Great Music Memories
by George Tabor

My greatest music memories come from the radio — and the Beatles.

I was 12 years old when I first discovered "progressive rock" radio. I was living in Quincy, Massachusetts and had started listening to the big "top 40" station in Boston, WKRO, when it had first moved from AM to FM. I was impressed with the high fidelity of the FM sound compared to the tinny, crackly AM version.

One night in late 1969, WRKO was playing a song I didn't particularly like (I think it was "Something Stupid" by Frank and Nancy Sinatra), so I started scanning the dial. I landed on a station called WBCN playing the Beatles' "I Want You (She's So Heavy)." I was dumbstruck! I'd heard the Beatles' hit singles, but never imagined they could be so edgy on their albums!

When the announcer came on, he wasn't screaming. He wasn't even "announcing." He was TALKING to me. I believe his name was was Mississippi Harold Wilson. He gave some facts about the "Abbey Road" album, then launched into "Oh! Darling." I was hooked on album radio and the Beatles!

Over the next few years, WBCN became very popular, and other "progressive rock" stations began to spring up. There was even one on AM, called WNTN in Newton, Massachusetts, which let me hear this great music on the AM-only radio in my '59 Ford. I remember hearing WNTN playing "Friends Of Mine" by the Guess Who, and it amazed me how the group was quoting the Beatles in that song. Then they played "We Love You" by the Rolling Stones and the announcer mentioned that John Lennon and Paul McCartney sang on that number with the Stones. I never would have imagined that the Beatles had such an influence on rock music from hearing them on "top 40" with their hits wedged between lame songs like "And I Love You So" by Perry Como and "San Francisco" by Scott MacKenzie!

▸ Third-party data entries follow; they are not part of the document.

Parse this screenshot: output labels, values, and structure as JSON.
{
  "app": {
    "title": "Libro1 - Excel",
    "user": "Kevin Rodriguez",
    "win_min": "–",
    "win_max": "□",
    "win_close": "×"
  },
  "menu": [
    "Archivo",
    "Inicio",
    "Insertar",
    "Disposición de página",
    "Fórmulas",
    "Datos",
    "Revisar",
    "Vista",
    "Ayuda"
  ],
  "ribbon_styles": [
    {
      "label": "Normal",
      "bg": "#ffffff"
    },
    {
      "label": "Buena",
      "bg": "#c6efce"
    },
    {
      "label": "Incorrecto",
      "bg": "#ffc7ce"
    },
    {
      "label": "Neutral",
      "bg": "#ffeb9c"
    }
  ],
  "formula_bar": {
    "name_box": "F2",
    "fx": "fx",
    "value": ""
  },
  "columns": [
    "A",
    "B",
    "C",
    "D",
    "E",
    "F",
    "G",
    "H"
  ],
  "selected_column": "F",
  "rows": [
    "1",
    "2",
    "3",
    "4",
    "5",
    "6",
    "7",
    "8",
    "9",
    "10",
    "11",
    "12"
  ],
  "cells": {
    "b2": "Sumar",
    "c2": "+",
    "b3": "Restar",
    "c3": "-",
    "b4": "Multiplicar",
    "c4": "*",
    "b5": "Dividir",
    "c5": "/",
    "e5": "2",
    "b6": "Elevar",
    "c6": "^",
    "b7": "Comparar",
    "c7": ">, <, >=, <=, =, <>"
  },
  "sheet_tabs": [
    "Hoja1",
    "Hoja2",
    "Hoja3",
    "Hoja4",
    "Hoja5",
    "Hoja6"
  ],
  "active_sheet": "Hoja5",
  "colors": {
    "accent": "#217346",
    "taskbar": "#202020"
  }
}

Sadly,"progressive radio" began to die out in the mid-1970s. Suddenly, the great rock stations were either turning to "top 40" or reducing the number of songs they played drastically. In the later 1970s, so-called "classic rock" began to appear, but it was nothing more than the rock songs from "top 40," with a few album cuts thrown in. "Progressive" seemed to be dead in my native Massachusetts.

When I moved to Colorado in the early 1980s, there were a couple of radio stations keeping the "progressive" approach alive, but eventually they, too, were compromised. In the '90s some great new music came along with the singer-songwriter craze and the grunge scene, but, again, to hear this music on the radio, you had to put up with a lot of boring pop hits in between, and you seldom heard anything from the Beatles that hadn't been a hit single. Did these radio people not remember who put today's group-rock and singer-songwriters on the map in the first place?

Then, in the new century, along came [the radio station Archer was with for 6 years]. I was amazed to hear the best new and local music mixed in with the "progressive rock" cuts of the past. And then, one Sunday morning in August of 2002, I "ear-witnessed" the premiere of Archer's 3-hour Beatles show in Denver. Finally — a weekly examination of the band that started it all!

I connected my FM tuner to a hi-fi VCR and recorded all the shows since the second broadcast. I've transfered the shows to CD and take them with me on vacation. It always amazes me how week after week I learn and/or hear something new about the greatest group of songwriters to ever exist.

And when [the station did] its annual "Christmas with the Beatles" from 6 Christmas eve to 6 Christmas day, my wife, kids and I sang along with all the great music they produced.

What may amaze you is that I'm not a Beatles "freak." I don't have my family room adorned with posters and memorabilia. Other than the "1964" shows at Red Rocks, I don't go to Beatles-freak events and conventions. I just fully appreciate their music, their influence and their enduring, entertaining sound. And I thank ALL the artists who, through the Beatles' influence, have continued to make the world's best music in their wake.

[New England native George Tabor has lived in Broomfield, CO since 1982.]